In cases where you are processing text with AI, we call this technology natural language processing or NLP. If you are processing videos or images, that’s computer vision, image recognition. If you process sound and voice, that’s audio processing. And on and on.

Q: What are some ways can a recommendation engine can be useful to a business?

A: Recommendation engines can recommend the most relevant responses to a user’s query, helping them quickly find what they were looking for, whether that’s a product or the answer to an issue they had. Recommendation engines can help businesses decide which of their services or solutions would be of interest to a particular client.

Recommendation engines also help organizations make the most out of their data assets and are a nice add-on to any knowledge management portal.

Q: When you look into the future, how do you see this technology continuing to evolve? Do you see recommendation engines continuing to need human oversight or operating more independently?

A: This is one area that has good adoption in the market. It’s still an evolving solution in the B2C domain, and we are also seeing the trend in the B2B space. More and more applications are starting to adopt a recommendation engine. Maybe one day it will evolve from something good to have to something businesses must have.

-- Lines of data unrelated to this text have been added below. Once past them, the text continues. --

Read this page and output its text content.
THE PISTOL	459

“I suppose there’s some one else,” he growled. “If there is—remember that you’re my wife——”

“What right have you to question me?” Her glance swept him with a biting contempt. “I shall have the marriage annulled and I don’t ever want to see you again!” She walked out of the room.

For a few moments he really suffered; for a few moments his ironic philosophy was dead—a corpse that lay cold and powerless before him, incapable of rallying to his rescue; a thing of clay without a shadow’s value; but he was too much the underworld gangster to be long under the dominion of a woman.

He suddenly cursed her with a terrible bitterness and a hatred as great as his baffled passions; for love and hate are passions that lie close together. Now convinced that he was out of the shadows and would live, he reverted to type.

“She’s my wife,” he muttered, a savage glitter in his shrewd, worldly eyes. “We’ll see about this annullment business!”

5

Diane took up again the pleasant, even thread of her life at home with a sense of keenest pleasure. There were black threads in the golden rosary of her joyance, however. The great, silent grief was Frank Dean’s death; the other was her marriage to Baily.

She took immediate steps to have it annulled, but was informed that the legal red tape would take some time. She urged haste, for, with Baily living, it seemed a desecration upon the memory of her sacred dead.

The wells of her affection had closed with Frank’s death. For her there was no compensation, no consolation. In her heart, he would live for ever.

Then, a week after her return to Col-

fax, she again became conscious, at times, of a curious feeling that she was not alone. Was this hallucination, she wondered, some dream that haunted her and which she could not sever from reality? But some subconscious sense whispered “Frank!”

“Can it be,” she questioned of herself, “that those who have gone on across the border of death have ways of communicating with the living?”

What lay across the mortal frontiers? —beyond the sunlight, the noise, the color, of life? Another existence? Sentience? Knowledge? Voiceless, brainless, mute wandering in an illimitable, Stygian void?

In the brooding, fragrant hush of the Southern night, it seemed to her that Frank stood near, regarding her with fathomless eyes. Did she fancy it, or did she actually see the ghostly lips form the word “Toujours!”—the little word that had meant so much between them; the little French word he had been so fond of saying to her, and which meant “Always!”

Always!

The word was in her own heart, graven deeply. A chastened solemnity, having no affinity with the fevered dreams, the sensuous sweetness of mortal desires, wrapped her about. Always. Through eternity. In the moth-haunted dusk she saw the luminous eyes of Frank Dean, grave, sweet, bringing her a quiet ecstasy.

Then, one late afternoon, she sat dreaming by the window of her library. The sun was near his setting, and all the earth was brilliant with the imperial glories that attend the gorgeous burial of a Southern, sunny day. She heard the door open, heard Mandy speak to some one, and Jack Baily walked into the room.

Of course, there are challenges involving improving performance. Many things need to be done to improve recommendation engines, such as combatting deep bias, optimizing the computational cost, personalization, et cetera, et cetera. Resolving those matters will be crucial for these applications to take off in the B2B world.

Regarding human oversight, if you’re referring to the feedback loop, yes. Human intervention or human involvement will always continue. Humans need to be there, as a recommendation system is a two-way system. If you are talking about expert knowledge, it is good to incorporate the knowledge into the system.

Finally, yes, the operation will be more independent. The AI engine will operate more independently. That is already happening as it becomes more sophisticated, and the algorithms mature.